Se trata de un cambio importante para el presidente estadounidense, que regularmente llama “mentirosos” a los medios de comunicación y cuyo gobierno ha tratado de limitar el acceso a la prensa. “El hecho de que estos corresponsales ahora admitan que soy verdaderamente uno de los mejores presidentes en la historia de nuestro país, la CABRA (Nota del editor: el mejor de todos los tiempos)Según muchos, será un honor para mí aceptar su invitación”, escribió irónicamente el republicano en su Truth Social.

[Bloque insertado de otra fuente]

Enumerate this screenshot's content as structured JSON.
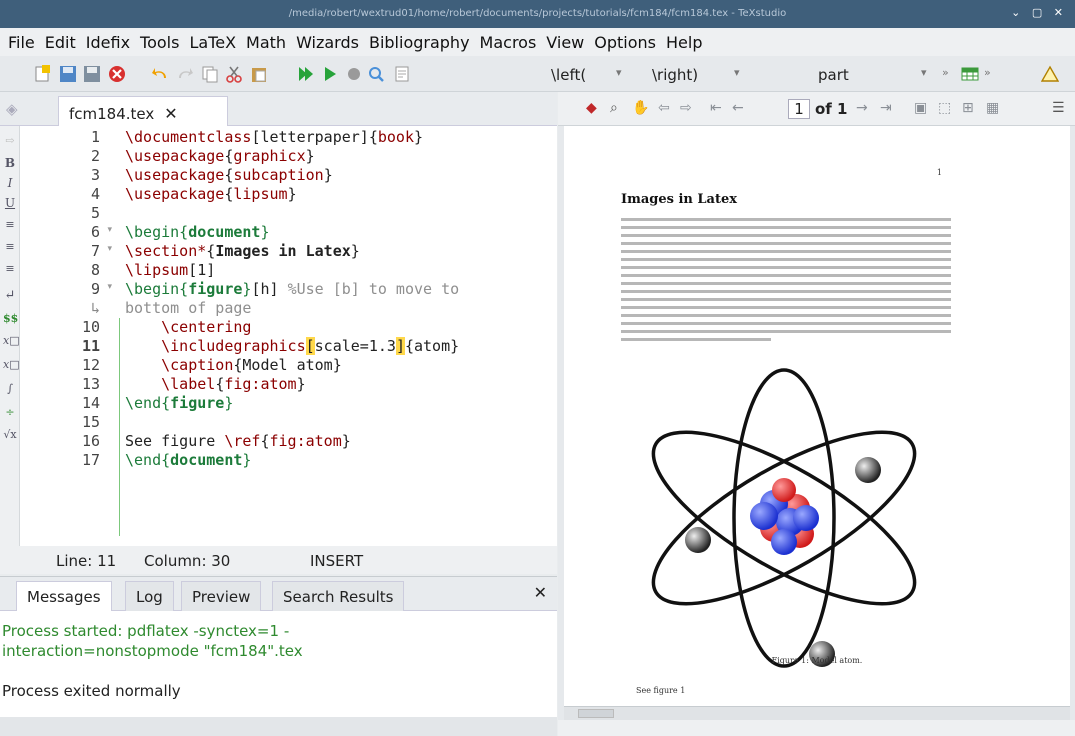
{
  "window": {
    "title": "/media/robert/wextrud01/home/robert/documents/projects/tutorials/fcm184/fcm184.tex - TeXstudio"
  },
  "menu": [
    "File",
    "Edit",
    "Idefix",
    "Tools",
    "LaTeX",
    "Math",
    "Wizards",
    "Bibliography",
    "Macros",
    "View",
    "Options",
    "Help"
  ],
  "toolbar": {
    "left_delim": "\\left(",
    "right_delim": "\\right)",
    "structure": "part",
    "more": "»"
  },
  "editor": {
    "tab": "fcm184.tex",
    "line_numbers": [
      "1",
      "2",
      "3",
      "4",
      "5",
      "6",
      "7",
      "8",
      "9",
      "",
      "10",
      "11",
      "12",
      "13",
      "14",
      "15",
      "16",
      "17"
    ],
    "status": {
      "line": "Line: 11",
      "column": "Column: 30",
      "mode": "INSERT"
    }
  },
  "messages": {
    "tabs": [
      "Messages",
      "Log",
      "Preview",
      "Search Results"
    ],
    "line1": "Process started: pdflatex -synctex=1 -",
    "line2": "interaction=nonstopmode \"fcm184\".tex",
    "line3": "Process exited normally"
  },
  "pdf": {
    "page_current": "1",
    "page_of": "of 1",
    "page_number": "1",
    "section_title": "Images in Latex",
    "caption": "Figure 1: Model atom.",
    "see_text": "See figure 1"
  }
}
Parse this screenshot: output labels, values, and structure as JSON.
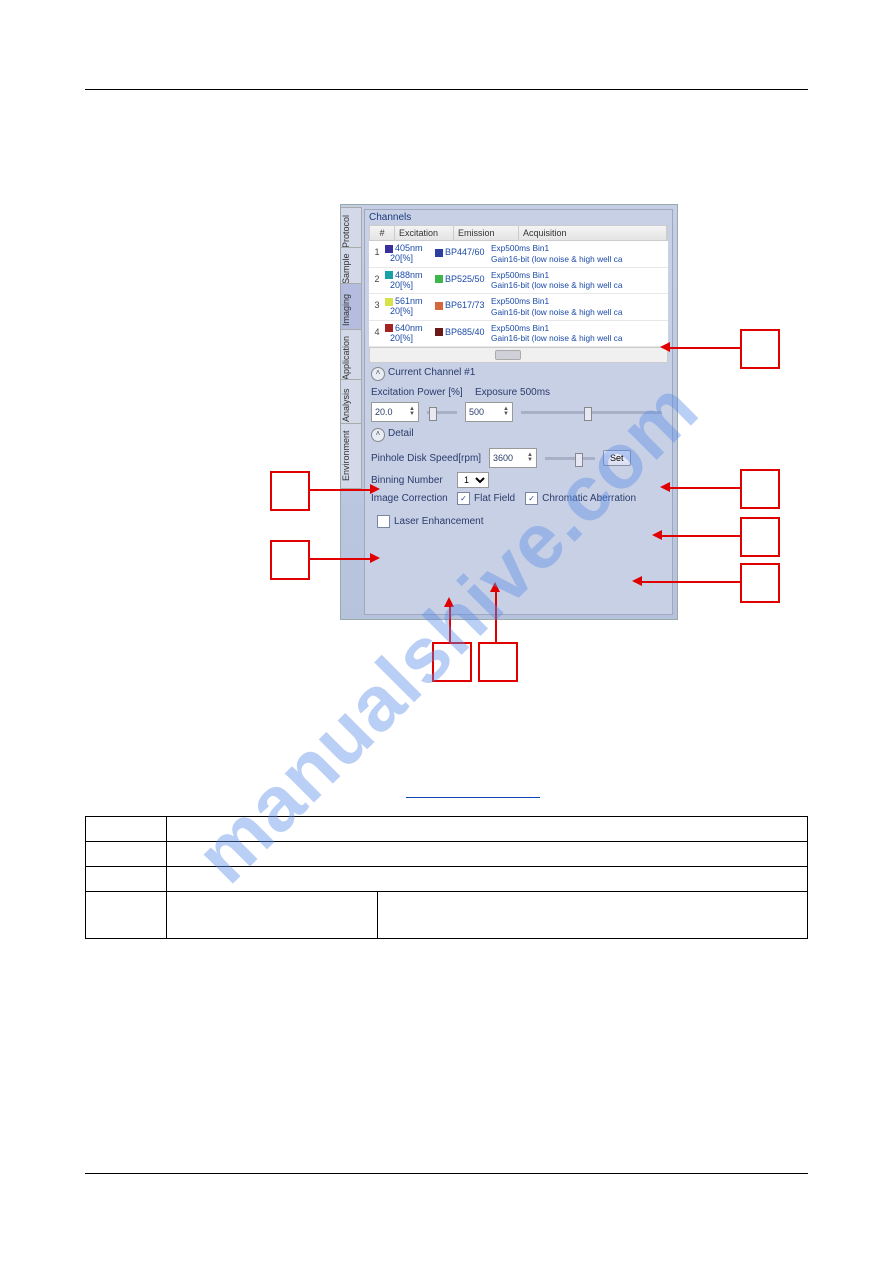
{
  "side_tabs": [
    "Protocol",
    "Sample",
    "Imaging",
    "Application",
    "Analysis",
    "Environment"
  ],
  "channels": {
    "title": "Channels",
    "headers": {
      "num": "#",
      "excitation": "Excitation",
      "emission": "Emission",
      "acquisition": "Acquisition"
    },
    "rows": [
      {
        "num": "1",
        "exc_nm": "405nm",
        "exc_pct": "20[%]",
        "exc_color": "#3a2f9e",
        "emi": "BP447/60",
        "emi_color": "#2b3fa0",
        "acq_l1": "Exp500ms Bin1",
        "acq_l2": "Gain16-bit (low noise & high well ca"
      },
      {
        "num": "2",
        "exc_nm": "488nm",
        "exc_pct": "20[%]",
        "exc_color": "#18a2a8",
        "emi": "BP525/50",
        "emi_color": "#3fb64a",
        "acq_l1": "Exp500ms Bin1",
        "acq_l2": "Gain16-bit (low noise & high well ca"
      },
      {
        "num": "3",
        "exc_nm": "561nm",
        "exc_pct": "20[%]",
        "exc_color": "#d7e24a",
        "emi": "BP617/73",
        "emi_color": "#d8663d",
        "acq_l1": "Exp500ms Bin1",
        "acq_l2": "Gain16-bit (low noise & high well ca"
      },
      {
        "num": "4",
        "exc_nm": "640nm",
        "exc_pct": "20[%]",
        "exc_color": "#a52222",
        "emi": "BP685/40",
        "emi_color": "#6b1818",
        "acq_l1": "Exp500ms Bin1",
        "acq_l2": "Gain16-bit (low noise & high well ca"
      }
    ]
  },
  "current_channel": {
    "label": "Current Channel  #1"
  },
  "excitation_power": {
    "label": "Excitation Power [%]",
    "value": "20.0"
  },
  "exposure": {
    "label": "Exposure  500ms",
    "value": "500"
  },
  "detail": {
    "label": "Detail"
  },
  "pinhole": {
    "label": "Pinhole Disk Speed[rpm]",
    "value": "3600",
    "set": "Set"
  },
  "binning": {
    "label": "Binning Number",
    "value": "1"
  },
  "image_correction": {
    "label": "Image Correction",
    "flat": "Flat Field",
    "chroma": "Chromatic Aberration"
  },
  "laser_enh": {
    "label": "Laser Enhancement"
  },
  "watermark": "manualshive.com"
}
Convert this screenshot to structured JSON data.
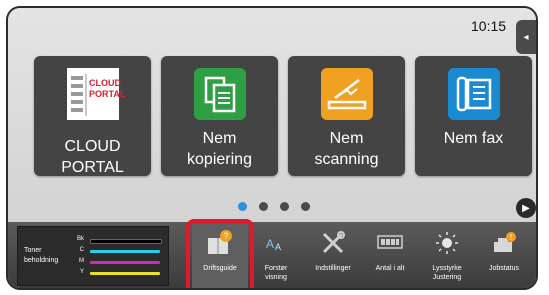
{
  "status": {
    "time": "10:15"
  },
  "tiles": [
    {
      "label": "CLOUD PORTAL",
      "logo_line1": "CLOUD",
      "logo_line2": "PORTAL",
      "icon": "cloud-portal-icon"
    },
    {
      "label": "Nem kopiering",
      "icon": "copy-icon",
      "icon_color": "#2ea043"
    },
    {
      "label": "Nem scanning",
      "icon": "scan-icon",
      "icon_color": "#f0a122"
    },
    {
      "label": "Nem fax",
      "icon": "fax-icon",
      "icon_color": "#1a8ad3"
    }
  ],
  "pager": {
    "pages": 4,
    "current": 1
  },
  "toner": {
    "title_line1": "Toner",
    "title_line2": "beholdning",
    "levels": [
      {
        "label": "Bk",
        "color": "#000000",
        "fraction": 1.0
      },
      {
        "label": "C",
        "color": "#2ad0e8",
        "fraction": 1.0
      },
      {
        "label": "M",
        "color": "#d12ab6",
        "fraction": 1.0
      },
      {
        "label": "Y",
        "color": "#e8e02a",
        "fraction": 1.0
      }
    ]
  },
  "bottom_buttons": [
    {
      "label": "Driftsguide",
      "icon": "operation-guide-icon",
      "selected": true
    },
    {
      "label_line1": "Forstør",
      "label_line2": "visning",
      "icon": "enlarge-display-icon"
    },
    {
      "label": "Indstillinger",
      "icon": "settings-tools-icon"
    },
    {
      "label": "Antal i alt",
      "icon": "total-count-icon"
    },
    {
      "label_line1": "Lysstyrke",
      "label_line2": "Justering",
      "icon": "brightness-icon"
    },
    {
      "label": "Jobstatus",
      "icon": "job-status-icon"
    }
  ],
  "colors": {
    "highlight": "#e3182d",
    "accent": "#2b90d9"
  }
}
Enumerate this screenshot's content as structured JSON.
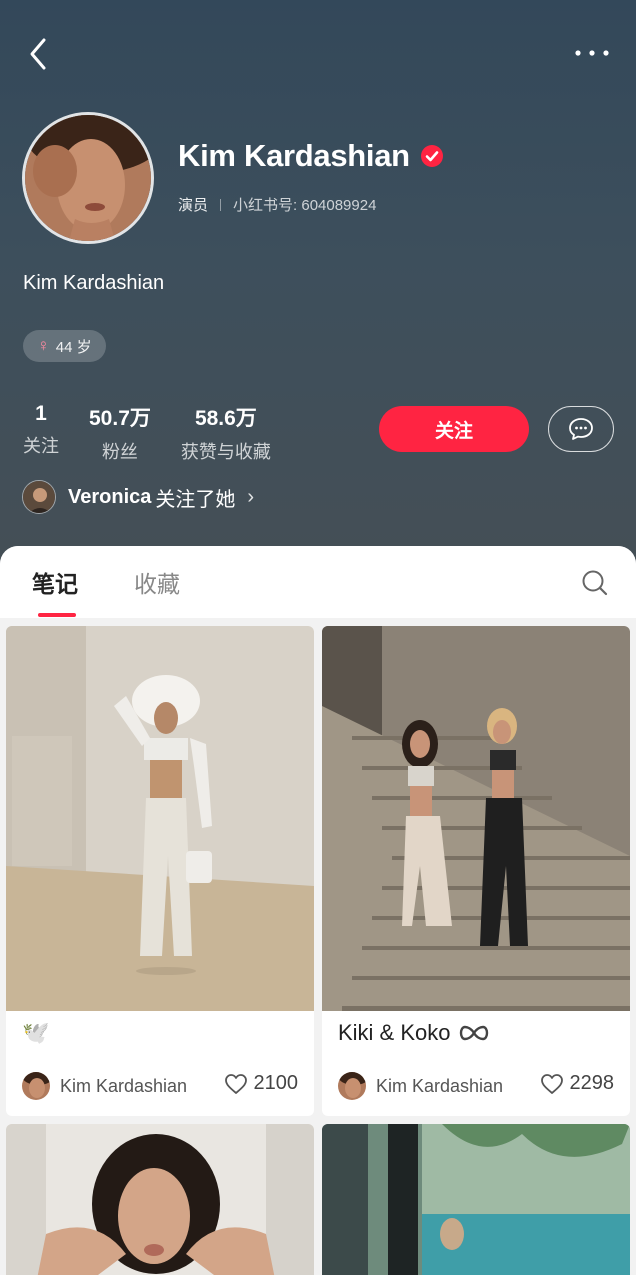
{
  "profile": {
    "name": "Kim Kardashian",
    "role": "演员",
    "id_label": "小红书号: 604089924",
    "bio": "Kim Kardashian",
    "age": "44 岁",
    "gender_symbol": "♀"
  },
  "stats": [
    {
      "num": "1",
      "label": "关注"
    },
    {
      "num": "50.7万",
      "label": "粉丝"
    },
    {
      "num": "58.6万",
      "label": "获赞与收藏"
    }
  ],
  "actions": {
    "follow_label": "关注"
  },
  "mutual": {
    "name": "Veronica",
    "text": "关注了她",
    "chevron": "›"
  },
  "tabs": [
    {
      "label": "笔记",
      "active": true
    },
    {
      "label": "收藏",
      "active": false
    }
  ],
  "notes": [
    {
      "title": "🕊️",
      "author": "Kim Kardashian",
      "likes": "2100"
    },
    {
      "title": "Kiki & Koko",
      "title_icon": "infinity-icon",
      "author": "Kim Kardashian",
      "likes": "2298"
    }
  ],
  "colors": {
    "accent": "#ff2442",
    "header_bg": "#3d4f5c"
  }
}
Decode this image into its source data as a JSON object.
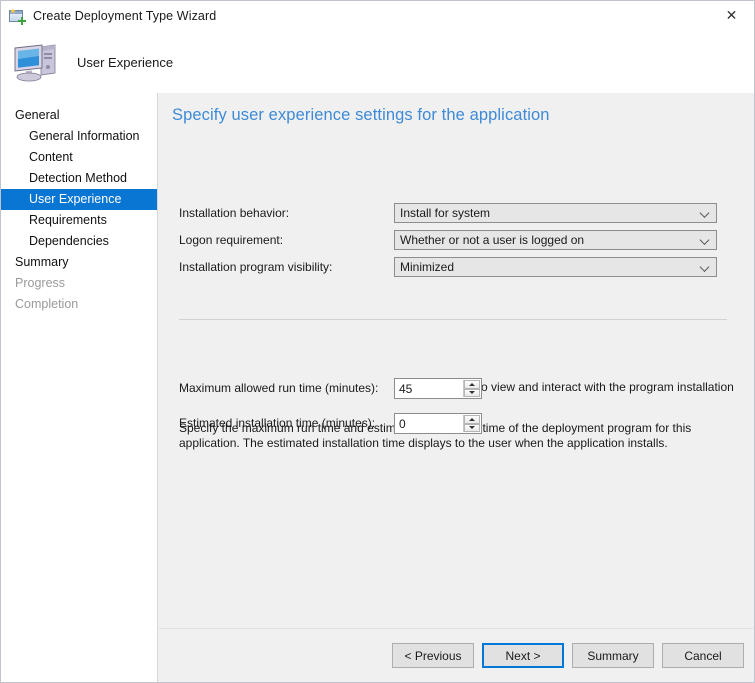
{
  "window": {
    "title": "Create Deployment Type Wizard",
    "title_icon": "wizard-icon",
    "close_label": "✕",
    "header_title": "User Experience",
    "header_icon": "computer-icon"
  },
  "sidebar": {
    "items": [
      {
        "label": "General",
        "indent": false,
        "state": "normal"
      },
      {
        "label": "General Information",
        "indent": true,
        "state": "normal"
      },
      {
        "label": "Content",
        "indent": true,
        "state": "normal"
      },
      {
        "label": "Detection Method",
        "indent": true,
        "state": "normal"
      },
      {
        "label": "User Experience",
        "indent": true,
        "state": "selected"
      },
      {
        "label": "Requirements",
        "indent": true,
        "state": "normal"
      },
      {
        "label": "Dependencies",
        "indent": true,
        "state": "normal"
      },
      {
        "label": "Summary",
        "indent": false,
        "state": "normal"
      },
      {
        "label": "Progress",
        "indent": false,
        "state": "disabled"
      },
      {
        "label": "Completion",
        "indent": false,
        "state": "disabled"
      }
    ]
  },
  "main": {
    "heading": "Specify user experience settings for the application",
    "fields": {
      "installation_behavior": {
        "label": "Installation behavior:",
        "value": "Install for system"
      },
      "logon_requirement": {
        "label": "Logon requirement:",
        "value": "Whether or not a user is logged on"
      },
      "program_visibility": {
        "label": "Installation program visibility:",
        "value": "Minimized"
      }
    },
    "allow_interact": {
      "label": "Allow users to view and interact with the program installation",
      "checked": false
    },
    "description": "Specify the maximum run time and estimated installation time of the deployment program for this application. The estimated installation time displays to the user when the application installs.",
    "max_run_time": {
      "label": "Maximum allowed run time (minutes):",
      "value": "45"
    },
    "estimated_install_time": {
      "label": "Estimated installation time (minutes):",
      "value": "0"
    }
  },
  "footer": {
    "previous_label": "< Previous",
    "next_label": "Next >",
    "summary_label": "Summary",
    "cancel_label": "Cancel"
  },
  "colors": {
    "accent": "#0a76d4",
    "heading": "#3d8ad8",
    "focus": "#0078d7",
    "dialog_bg": "#f0f0f0"
  }
}
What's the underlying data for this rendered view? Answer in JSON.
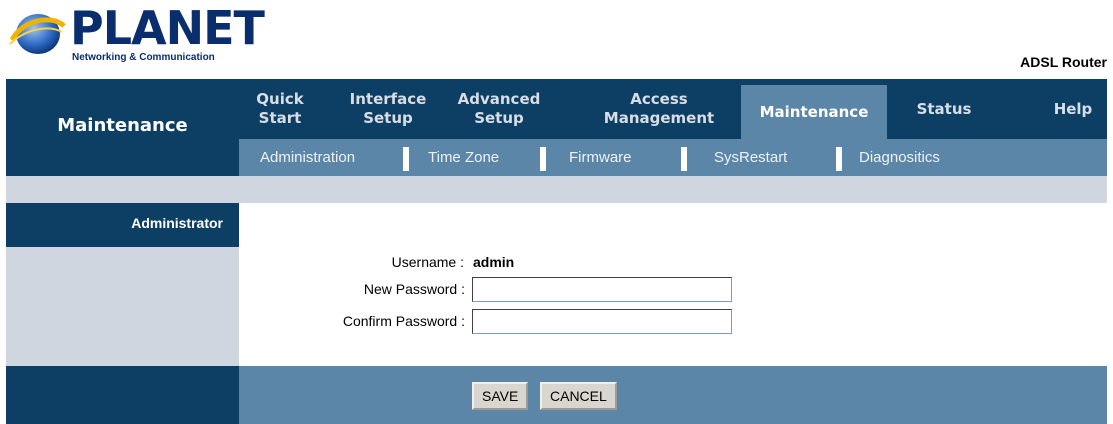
{
  "brand": {
    "name": "PLANET",
    "tagline": "Networking & Communication",
    "product": "ADSL Router"
  },
  "nav": {
    "section_title": "Maintenance",
    "tabs": [
      {
        "line1": "Quick",
        "line2": "Start"
      },
      {
        "line1": "Interface",
        "line2": "Setup"
      },
      {
        "line1": "Advanced",
        "line2": "Setup"
      },
      {
        "line1": "Access",
        "line2": "Management"
      },
      {
        "line1": "Maintenance",
        "line2": "",
        "active": true
      },
      {
        "line1": "Status",
        "line2": ""
      },
      {
        "line1": "Help",
        "line2": ""
      }
    ],
    "subtabs": [
      "Administration",
      "Time Zone",
      "Firmware",
      "SysRestart",
      "Diagnositics"
    ],
    "active_subtab": "Administration"
  },
  "panel": {
    "heading": "Administrator",
    "username_label": "Username :",
    "username_value": "admin",
    "new_password_label": "New Password :",
    "new_password_value": "",
    "confirm_password_label": "Confirm Password :",
    "confirm_password_value": ""
  },
  "actions": {
    "save_label": "SAVE",
    "cancel_label": "CANCEL"
  },
  "colors": {
    "nav_dark": "#0d3f64",
    "nav_mid": "#5b86a8",
    "band": "#cfd6df"
  }
}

Prometió que trabajaría para que fuera “la CENA MÁS GRANDE, MÁS GRANDE Y ESPECTACULAR DE CUALQUIER TIPO JAMÁS ORGANIZADA”. » Normalmente, esta cena es sobre todo una oportunidad para un ejercicio de autoironía para el ocupante de la Casa Blanca, invitado a saber burlarse de sí mismo.
Tensa relación entre Trump y los medios
¿Esta participación marca el regreso de Donald Trump a sentimientos más tradicionales hacia los medios? Más allá de las acusaciones de “fake news” que no parecen preocupar a los seguidores del presidente, que nunca han expresado su desaprobación de ningún modo, las relaciones entre el empresario y los periodistas se han vuelto algo tensas desde su regreso al poder, hace 13 meses.
Durante décadas, por ejemplo, fue la Asociación de Corresponsales de la Casa Blanca la que reguló el acceso de los periodistas al presidente estadounidense, en la Oficina Oval o en el avión presidencial. Pero la portavoz de la Casa Blanca, Karoline Leavitt, de acuerdo con el presidente, puso fin a esta práctica. Ahora da amplio espacio a los que llama “nuevos medios”, influencers, podcasters o presentadores de televisión que la mayoría de las veces apoyan abiertamente a Donald Trump.